The pushback to the stadium bill after that hearing was overwhelming, and the bill was tabled for at least a year:

“The vote got tabled because there wasn’t support for the stadium for a panoply of reasons,” said Sen. Chap Petersen, a Democrat who had been a longtime fan of the franchise. He also said recently that after initially supporting the stadium, he would have been a “no” vote. “For some people there are some systemic issues. I don’t believe the team has the type of community backing I would expect from a major pro sports franchise and then all the issues with the owner.”

As for the quarterback situation, well, this from the ESPN story might say it all: “Hearing that Snyder hopes a marquee quarterback will chase away all his problems, an owner laughed: ‘Carson Wentz?’ “

Can Snyder be removed?

As someone who works in sports media and lives in the Washington D.C. area, the question I get asked all the time is this: Can Snyder be removed?

Under the NFL’s Constitution, an owner can be expelled from the league. It would require the vote of 24 of the 32 owners for an owner to be removed. As Commissioner Goodell testified during the summer, he lacks the “authority” to single-handedly expel Snyder from the league.
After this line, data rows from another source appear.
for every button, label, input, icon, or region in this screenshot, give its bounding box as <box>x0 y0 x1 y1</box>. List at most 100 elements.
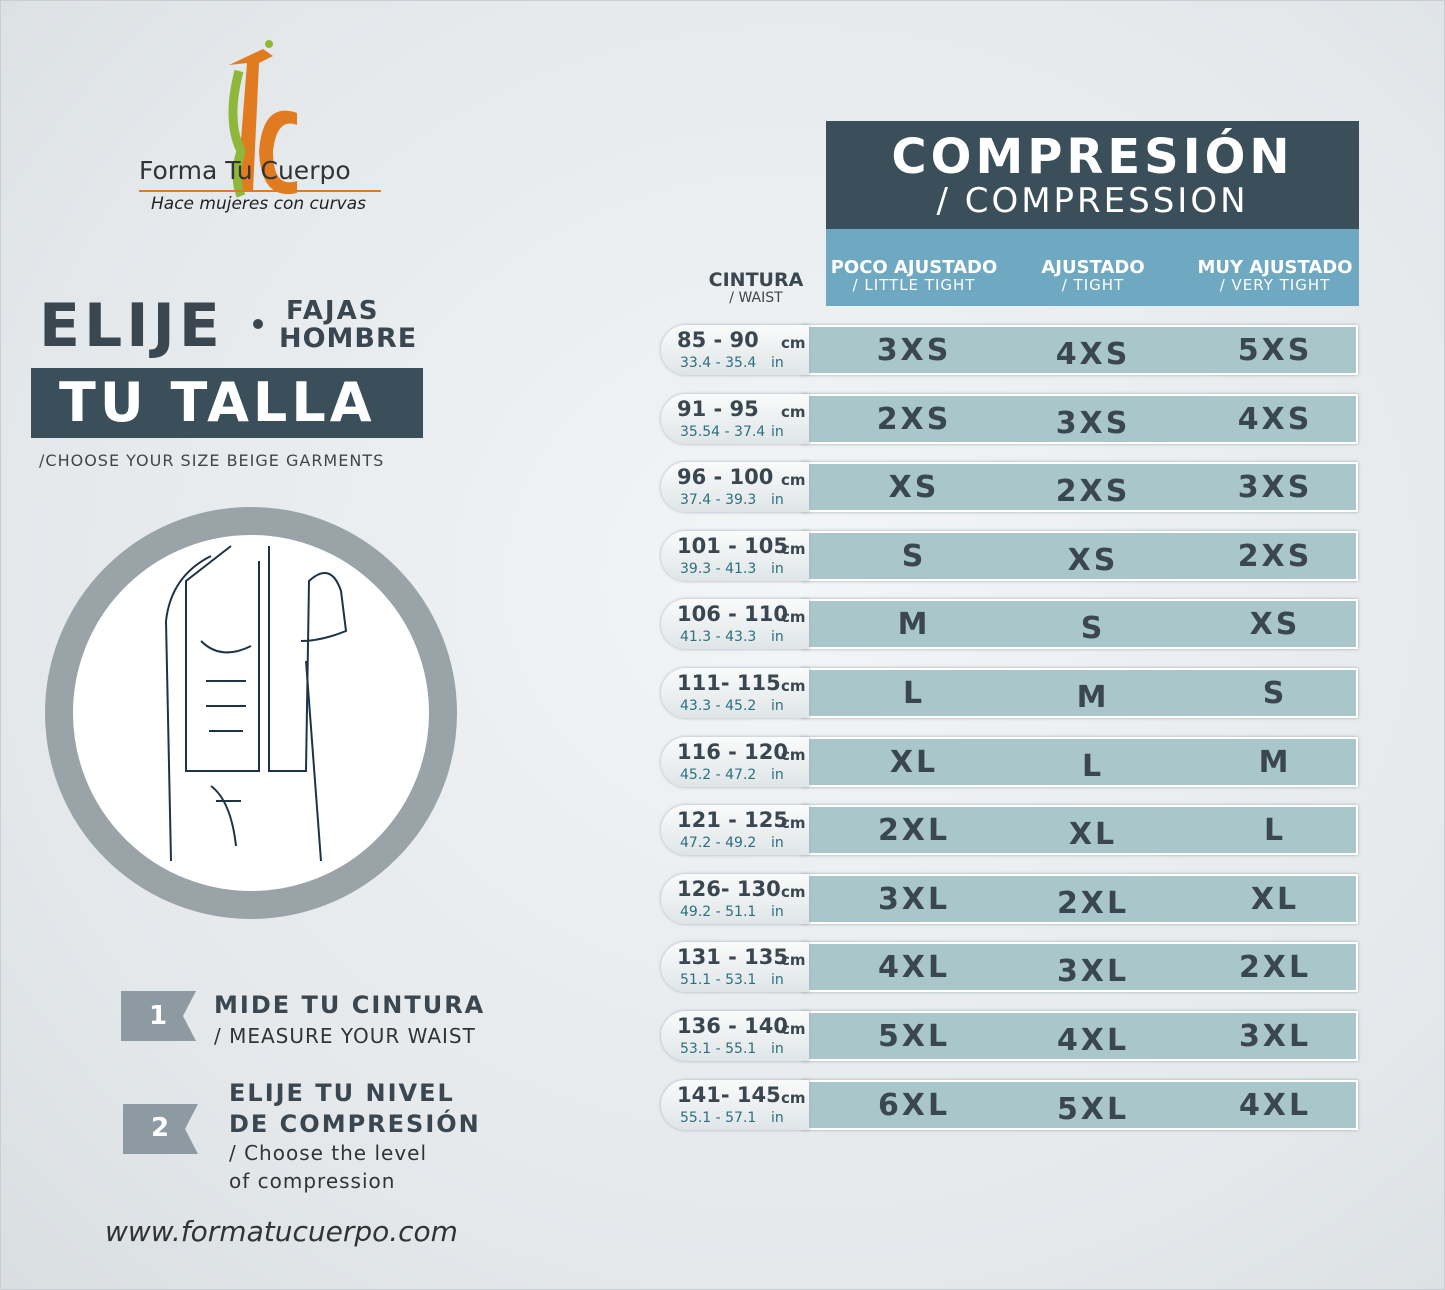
header-boxes <box>31 121 1359 1154</box>
cm-unit: cm <box>781 402 806 421</box>
row-bar <box>801 942 1358 993</box>
waist-cell <box>661 393 809 444</box>
waist-in: 41.3 - 43.3 <box>680 629 757 646</box>
waist-cm: 96 - 100 <box>677 465 774 490</box>
cm-unit: cm <box>781 608 806 627</box>
in-unit: in <box>771 629 784 646</box>
size-cell: 2XL <box>1238 950 1312 986</box>
step-number: 1 <box>149 1001 168 1031</box>
size-row: 131 - 135 cm 51.1 - 53.1 in 4XL 3XL 2XL <box>661 942 1358 993</box>
step-title: MIDE TU CINTURA <box>214 991 486 1019</box>
waist-in: 33.4 - 35.4 <box>680 355 757 371</box>
size-row: 126- 130 cm 49.2 - 51.1 in 3XL 2XL XL <box>661 873 1358 924</box>
size-cell: XL <box>889 744 939 780</box>
waist-cell <box>661 942 809 993</box>
logo-name: Forma Tu Cuerpo <box>139 156 351 185</box>
size-cell: 4XL <box>1056 1023 1130 1058</box>
waist-cm: 101 - 105 <box>677 533 789 558</box>
size-cell: XL <box>1250 881 1300 917</box>
size-cell: XS <box>888 470 940 506</box>
size-cell: 2XS <box>876 401 952 437</box>
cm-unit: cm <box>781 1020 806 1038</box>
size-cell: S <box>901 538 927 574</box>
in-unit: in <box>771 766 784 783</box>
step-number: 2 <box>151 1113 170 1143</box>
elije: ELIJE <box>39 291 224 361</box>
compression-title: COMPRESIÓN <box>891 129 1294 185</box>
size-cell: 2XL <box>1056 885 1130 921</box>
waist-cm: 141- 145 <box>677 1082 781 1107</box>
size-cell: 5XL <box>877 1019 951 1054</box>
waist-cell <box>661 1011 809 1061</box>
size-cell: 2XL <box>877 813 951 849</box>
size-row: 96 - 100 cm 37.4 - 39.3 in XS 2XS 3XS <box>661 462 1358 513</box>
size-cell: 4XL <box>877 950 951 986</box>
in-unit: in <box>771 560 784 577</box>
subtitle: /CHOOSE YOUR SIZE BEIGE GARMENTS <box>39 451 385 470</box>
step-title: ELIJE TU NIVEL <box>229 1079 455 1107</box>
size-cell: XS <box>1067 542 1119 578</box>
size-cell: 4XS <box>1237 401 1313 437</box>
row-bar <box>801 873 1358 924</box>
column-sub: / TIGHT <box>1061 276 1125 294</box>
size-row: 85 - 90 cm 33.4 - 35.4 in 3XS 4XS 5XS <box>661 325 1358 375</box>
column-label: MUY AJUSTADO <box>1197 257 1353 278</box>
cm-unit: cm <box>781 471 806 490</box>
size-cell: 3XL <box>1056 954 1130 990</box>
waist-cell <box>661 668 809 718</box>
bullet <box>253 319 263 329</box>
waist-cm: 136 - 140 <box>677 1014 789 1038</box>
size-row: 106 - 110 cm 41.3 - 43.3 in M S XS <box>661 599 1358 650</box>
waist-cm: 106 - 110 <box>677 602 789 627</box>
size-cell: 4XS <box>1055 337 1131 372</box>
step-subtitle: of compression <box>229 1169 396 1193</box>
size-cell: M <box>1258 744 1292 780</box>
row-bar <box>801 805 1358 856</box>
size-row: 101 - 105 cm 39.3 - 41.3 in S XS 2XS <box>661 530 1358 581</box>
size-cell: L <box>1263 813 1287 849</box>
row-bar <box>801 599 1358 650</box>
waist-cell <box>661 873 809 924</box>
cm-unit: cm <box>781 334 806 352</box>
website: www.formatucuerpo.com <box>105 1215 458 1248</box>
size-row: 91 - 95 cm 35.54 - 37.4 in 2XS 3XS 4XS <box>661 393 1358 444</box>
waist-in: 35.54 - 37.4 <box>680 423 766 440</box>
waist-in: 39.3 - 41.3 <box>680 560 757 577</box>
size-cell: 6XL <box>877 1087 951 1123</box>
waist-cm: 126- 130 <box>677 876 781 901</box>
in-unit: in <box>771 355 784 371</box>
step-title: DE COMPRESIÓN <box>229 1110 481 1138</box>
row-bar <box>801 530 1358 581</box>
in-unit: in <box>771 972 784 989</box>
cm-unit: cm <box>781 1088 806 1107</box>
size-cell: 3XL <box>877 881 951 917</box>
waist-in: 53.1 - 55.1 <box>680 1041 757 1057</box>
waist-in: 49.2 - 51.1 <box>680 903 757 920</box>
size-cell: 4XL <box>1238 1087 1312 1123</box>
row-bar <box>801 1079 1358 1130</box>
size-cell: XS <box>1249 607 1301 643</box>
row-bar <box>801 393 1358 444</box>
step-subtitle: / Choose the level <box>229 1141 428 1165</box>
row-bar <box>801 1011 1358 1061</box>
waist-cm: 121 - 125 <box>677 808 789 833</box>
in-unit: in <box>771 1109 784 1126</box>
waist-cell <box>661 325 809 375</box>
size-row: 111- 115 cm 43.3 - 45.2 in L M S <box>661 668 1358 718</box>
waist-cell <box>661 530 809 581</box>
waist-cell <box>661 1079 809 1130</box>
fajas: FAJAS <box>286 296 380 326</box>
waist-subheader: / WAIST <box>729 290 783 306</box>
size-row: 141- 145 cm 55.1 - 57.1 in 6XL 5XL 4XL <box>661 1079 1358 1130</box>
in-unit: in <box>771 1041 784 1057</box>
cm-unit: cm <box>781 539 806 558</box>
waist-header: CINTURA <box>708 269 804 291</box>
waist-cm: 116 - 120 <box>677 739 789 764</box>
column-label: AJUSTADO <box>1041 257 1145 278</box>
size-cell: S <box>1262 676 1288 711</box>
in-unit: in <box>771 903 784 920</box>
waist-in: 47.2 - 49.2 <box>680 835 757 852</box>
in-unit: in <box>771 698 784 714</box>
However, as noted by Daniel Wallach, an attorney and legal analyst with The Athletic, Commissioner Goodell can recommend Snyder’s removal to the league’s Executive Committee:”

Would Commissioner Goodell force such a vote? We may know the answer to that question sooner rather than later. As the ESPN story outlined, NFL league meetings are right around the corner:

Something has to give, possibly as soon as the NFL league meetings in New York on Tuesday. Many owners and top league executives tell ESPN they would like to see Snyder removed as owner. It would clean the slate for a storied team and a cherished fan base and reignite the pursuit for a desperately needed stadium.

This story will be updated as it develops.